I am so sick of memory leaks in code I didn’t write right now. whats a few hundred meg lost? Just make sure you’re compiled to 64 bit so you can keep leaking memory for months and it will happily swap it out.

I think I’m taking the weekend off and not going to look at a single line of code, thats how pissed off I am at leaking a hundred meg in an afternoon with absolutely no information form instruments that I can use and no increase in my own object counts so it’s not my fault.

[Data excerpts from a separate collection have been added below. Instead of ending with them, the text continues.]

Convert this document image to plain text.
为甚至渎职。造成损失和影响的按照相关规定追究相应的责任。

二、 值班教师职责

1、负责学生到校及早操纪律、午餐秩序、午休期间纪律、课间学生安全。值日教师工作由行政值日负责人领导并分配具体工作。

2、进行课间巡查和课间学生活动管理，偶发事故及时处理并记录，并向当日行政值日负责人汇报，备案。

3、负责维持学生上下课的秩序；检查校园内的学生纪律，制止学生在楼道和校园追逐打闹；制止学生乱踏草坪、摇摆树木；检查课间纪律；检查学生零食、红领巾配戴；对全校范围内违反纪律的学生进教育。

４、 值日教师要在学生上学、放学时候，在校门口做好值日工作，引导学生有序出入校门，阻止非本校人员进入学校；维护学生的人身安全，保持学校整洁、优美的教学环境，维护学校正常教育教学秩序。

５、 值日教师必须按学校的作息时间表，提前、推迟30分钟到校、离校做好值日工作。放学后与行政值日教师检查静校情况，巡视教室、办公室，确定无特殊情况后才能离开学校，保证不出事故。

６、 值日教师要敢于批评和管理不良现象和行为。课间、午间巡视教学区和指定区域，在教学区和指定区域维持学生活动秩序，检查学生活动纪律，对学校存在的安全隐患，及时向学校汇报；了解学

From what I can gather Xcode has some new shiny tools built-in, so it could be that they’re letting Instruments fall to the way side; just like Quartz Composer :frowning:

Well, I can normally only track leaks which create thousands of objects and leak a couple of megabytes.
All those small leaks of a few bytes are nearly impossible to locate.

BTW, I found the Runtime object iterator utterly useless because it includes its own objects it creates. I had also tried to write smart code that would use introspection to check an object and all its dependencies for a circular reference, but that also fails once you run into items with arrays, because Introspection, or rather the Variant type, doesn’t let you access the elements if you don’t hard-code the correct array element type for them. There used to be an actually useful function in the early days called DebugDumpObjects, but that got removed in the wrong belief that the new Runtime module could replace it and be better at it, when in fact it got worse. Sad story that never seemed to interest anyone at Real after breaking it (in fact, at that time I worked for them and tried to get it working again but was kicked out before I could finish it).

James, is your app using HTMLViewers or any other plug-ins? Javascript and other Cocoa code may be garbage-collected rather than reference-counted, in which case you will see what appears to be “leaks” but which are actually just garbage building up, which will be eventually collected. I spent a number of hours tracking “leaks” in HTMLViewer/JavaScript code which turned out to be not a leak.

I don’t think modern Cocoa does Garbage collection anymore, something to do with cuts to local governments… Although don’t hold me to it as some API uses ‘lazy’ reference counting. Which means that the memory gets released whenever the OS deems necessary, sounds a lot like Garbage Collection to me!

Lazy APIs are a PITA, not just for leak checking, but also when working with the App Sandbox, as it may not load the file contents when your application has access to the file.